Ein Zimmer weiter ist ziemliches Chaos – ein großes Bett steht darin, alte Kindersachen und ein Kinderwagen. Auch dieser Raum ist kaum zu betreten, da auch hier der Boden nicht mehr lange hält. Trotzdem konnte ich nicht widerstehen näher an den alten Schminktisch zu treten. Der Spiegel trägt deutlich sein Alter zur Schau und auch die Dinge auf dem Tisch zeigen, wie lange es her ist, dass sich jemand hier zurecht gemacht hat. Auch hier wirkt alles so unberührt, alles wird von einer feinen Staubschicht bedeckt.
Mein letzter Weg, nachdem ich den Abstieg auf der maroden Treppe überstanden habe, führt mich in die Küche. Auch hier herrscht eine besondere Atmosphäre – der Tisch ist gedeckt mit schicken Kristallgläsern, rostigem Besteck und vor allem mit lauter Büchern. Die meisten sind wieder auf Französisch, genau wie die zahlreichen Dokumente, die wir finden. Dazwischen liegt ein Wörterbuch Französisch-Niederländisch und mehrere alte Kochzeitschriften. Auch die Lesebrille liegt griffbereit.

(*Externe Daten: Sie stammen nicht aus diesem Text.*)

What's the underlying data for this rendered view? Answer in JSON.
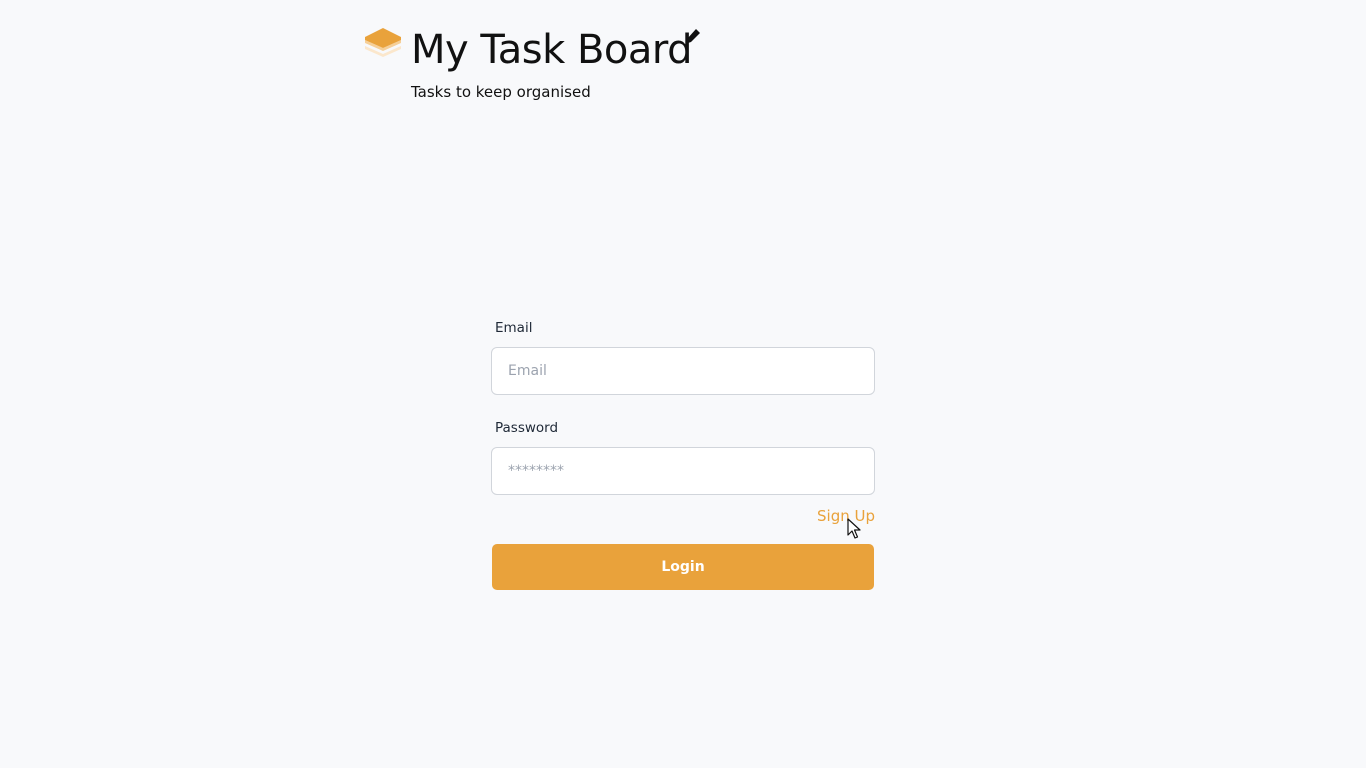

Den Kühlschrank finde ich irgendwie besonders schön und kann nicht widerstehen ihn mit einem ohrenbetäubenden Quietschen zu öffnen. Danach bin ich froh, dass ich ihn wieder unversehrt geschlossen bekommen habe, ohne den Griff dabei abzureißen und in der Hand zu halten.

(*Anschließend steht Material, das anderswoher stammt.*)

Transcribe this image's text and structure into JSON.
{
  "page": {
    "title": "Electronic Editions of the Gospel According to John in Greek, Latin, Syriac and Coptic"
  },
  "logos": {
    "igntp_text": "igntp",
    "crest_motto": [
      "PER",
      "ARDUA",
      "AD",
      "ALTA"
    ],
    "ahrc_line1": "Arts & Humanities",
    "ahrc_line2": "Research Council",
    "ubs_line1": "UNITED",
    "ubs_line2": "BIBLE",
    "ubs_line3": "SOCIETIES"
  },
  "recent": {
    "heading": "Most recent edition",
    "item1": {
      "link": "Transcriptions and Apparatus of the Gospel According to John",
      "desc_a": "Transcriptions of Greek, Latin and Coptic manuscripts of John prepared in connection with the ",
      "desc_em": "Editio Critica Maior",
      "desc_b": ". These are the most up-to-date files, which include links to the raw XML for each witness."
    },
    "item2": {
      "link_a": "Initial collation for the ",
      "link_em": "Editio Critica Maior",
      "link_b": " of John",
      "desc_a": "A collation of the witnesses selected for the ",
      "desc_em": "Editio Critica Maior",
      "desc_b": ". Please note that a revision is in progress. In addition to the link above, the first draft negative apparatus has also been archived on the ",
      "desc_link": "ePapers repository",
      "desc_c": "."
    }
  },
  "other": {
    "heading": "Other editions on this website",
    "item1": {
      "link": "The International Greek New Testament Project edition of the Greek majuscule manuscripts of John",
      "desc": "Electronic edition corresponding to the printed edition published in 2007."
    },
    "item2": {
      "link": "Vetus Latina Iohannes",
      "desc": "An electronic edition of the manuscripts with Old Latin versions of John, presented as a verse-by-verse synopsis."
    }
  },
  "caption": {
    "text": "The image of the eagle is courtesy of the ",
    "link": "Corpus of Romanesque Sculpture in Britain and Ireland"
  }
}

Nach weit über einer Stunde laufen wir die kleine Verandatreppe wieder hinunter und durchqueren den großzügigen verwilderten Vorgarten zurück, staunend darüber, was wir da wieder sehen durften. Und mit lauter Fragen im Kopf : Wieso lässt man alles so unberührt zurück? Wieso packt man nicht mal alte Bilder, insbesondere sein Hochzeitsbild, ein? Wieso hat die Bank nicht das Haus verkauft, wenn die Bewohner doch scheinbar ihre Schulden nicht bezahlen konnten?